Which is used by Chrome and Firefox to provide w3C geolocation support. You can call like the following example:

> curl "https://maps.googleapis.com/maps/api/browserlocation/json?browser=firefox&sensor=true&wifi=mac:00-14-bf-28-80-69|ssid:10160|ss:-26&wifi=mac:00-26-50-38-ca-11|ssid:2WIRE084|ss:-69"

{
"accuracy" : 27.0,
"location" : {
"lat" : 37.32097479999999,
"lng" : -122.0276630
},
"status" : "OK"
}

Re:Google has an API to their data

[ssam]

i am sure a lot of people would be grateful for a database dump they could download, so that a) that can figure out where they are without incurring data charges, b) without uploading details about their location to a website. in that case the openbmap database dumps look good.

Re:Google has an API to their data

[eladts]

The problem is that without (b), there is no way to maintain a comprehensive and up to date database.

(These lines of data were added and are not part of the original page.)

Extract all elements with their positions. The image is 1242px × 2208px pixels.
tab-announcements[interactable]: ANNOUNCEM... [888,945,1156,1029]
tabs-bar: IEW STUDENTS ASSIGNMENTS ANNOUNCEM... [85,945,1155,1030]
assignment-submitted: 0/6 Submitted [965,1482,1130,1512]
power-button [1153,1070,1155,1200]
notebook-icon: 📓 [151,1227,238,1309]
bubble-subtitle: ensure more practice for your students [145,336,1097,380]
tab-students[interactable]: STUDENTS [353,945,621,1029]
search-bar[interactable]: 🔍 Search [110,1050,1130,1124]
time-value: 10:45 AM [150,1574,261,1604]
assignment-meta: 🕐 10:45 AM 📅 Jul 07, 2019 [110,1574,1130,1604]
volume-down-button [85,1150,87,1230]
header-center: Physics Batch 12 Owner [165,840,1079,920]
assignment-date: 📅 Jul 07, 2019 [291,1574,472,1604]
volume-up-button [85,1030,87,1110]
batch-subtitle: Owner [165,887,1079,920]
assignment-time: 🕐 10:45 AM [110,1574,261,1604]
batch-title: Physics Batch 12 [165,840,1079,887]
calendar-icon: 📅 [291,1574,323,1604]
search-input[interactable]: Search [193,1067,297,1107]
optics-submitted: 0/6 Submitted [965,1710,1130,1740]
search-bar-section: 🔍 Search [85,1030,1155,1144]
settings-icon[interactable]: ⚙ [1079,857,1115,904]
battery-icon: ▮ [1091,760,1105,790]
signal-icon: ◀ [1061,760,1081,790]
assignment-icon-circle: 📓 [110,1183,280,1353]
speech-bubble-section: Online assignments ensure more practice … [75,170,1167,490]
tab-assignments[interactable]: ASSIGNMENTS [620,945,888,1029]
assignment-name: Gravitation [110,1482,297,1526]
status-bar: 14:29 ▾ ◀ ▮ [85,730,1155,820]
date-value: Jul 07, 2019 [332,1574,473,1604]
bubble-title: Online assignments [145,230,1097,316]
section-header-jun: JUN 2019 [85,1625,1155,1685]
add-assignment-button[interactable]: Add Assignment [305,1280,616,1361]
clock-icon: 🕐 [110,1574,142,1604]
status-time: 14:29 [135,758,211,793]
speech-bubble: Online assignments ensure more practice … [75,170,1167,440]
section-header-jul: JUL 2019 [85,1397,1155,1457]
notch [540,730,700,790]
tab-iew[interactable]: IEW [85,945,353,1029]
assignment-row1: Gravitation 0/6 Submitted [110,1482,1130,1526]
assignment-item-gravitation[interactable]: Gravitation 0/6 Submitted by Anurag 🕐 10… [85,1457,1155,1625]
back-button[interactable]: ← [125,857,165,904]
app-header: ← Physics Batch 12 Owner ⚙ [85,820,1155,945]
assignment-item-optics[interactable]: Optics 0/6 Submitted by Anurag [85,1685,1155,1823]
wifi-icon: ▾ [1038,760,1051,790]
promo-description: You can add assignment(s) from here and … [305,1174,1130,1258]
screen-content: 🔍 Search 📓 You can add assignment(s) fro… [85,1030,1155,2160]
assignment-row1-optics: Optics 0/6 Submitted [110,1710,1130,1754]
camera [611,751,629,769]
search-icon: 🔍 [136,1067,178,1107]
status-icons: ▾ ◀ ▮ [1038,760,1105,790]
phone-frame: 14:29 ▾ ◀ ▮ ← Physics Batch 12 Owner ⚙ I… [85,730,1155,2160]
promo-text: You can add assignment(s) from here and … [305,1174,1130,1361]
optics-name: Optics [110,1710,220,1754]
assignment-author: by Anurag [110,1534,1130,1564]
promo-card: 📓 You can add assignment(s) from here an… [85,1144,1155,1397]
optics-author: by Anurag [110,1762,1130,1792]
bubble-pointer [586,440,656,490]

Re:Google has an API to their data

[ssam]

i might not mind manually turning on logging, and then uploading the data somewhere after a few weeks with the date and time stripped out.

Re:MOD PARENT UP

[sschneebeli]

Wow. That indeed looks like a way more advanced project...

free iphones!

[Thud457]

More likely they'd spoof that you're at Starbucks while in reality it's Muggers Alley.

Re:Google

[chispito]

So yes, it's voluntary for the person collecting and uploading this data, just as it was a voluntary decision on Google's part. It is however not at all voluntary for the people who own the AP's whose data are being collected.

Sure, it's voluntary. Don't want people to know your MAC address/SSID for some obscure reason? There are other options: http://www.amazon.com/TP-Link-TL-R860-Cable-Router-Office/dp/B003CFATSS/

Re:Nobody should contribute

[dolmen.fr]

Nobody should contribute to a database that doesn't specify the license right on the front page. This site doesn't mention the license on the entire site. IOW, this is another "open" project that is anything but.

+1

Re:Google

[LordNightwalker]

Which is great, but your average Joe doesn't know about that; most still run "Linksys" or whatever as their ESSIDs. Heck, I didn't know about the _nomap tag. Sure makes your ESSID look ugly, btw. Anyway, two flaws: requires uncommon knowledge, it's opt-out instead of opt-in.

That being said: I fail to see the problem, but haven't given it much thought either. As far as I'm concerned, you bought a device that you know broadcasts radio waves to do its thing. You know radio waves don't stop at the boundaries of your house/garden. Therefore, you know it's already known by your neighbours. What's the problem if some info about it, that can't be used to identify you in any way, ends up in a database that helps cellphones get their geographic position without turning on the GPS chip?

Still, if Google got in trouble over this, the same should apply to anyone else doing the same thing. Otherwise, you're just unfairly targetting certain companies while giving others a free pass.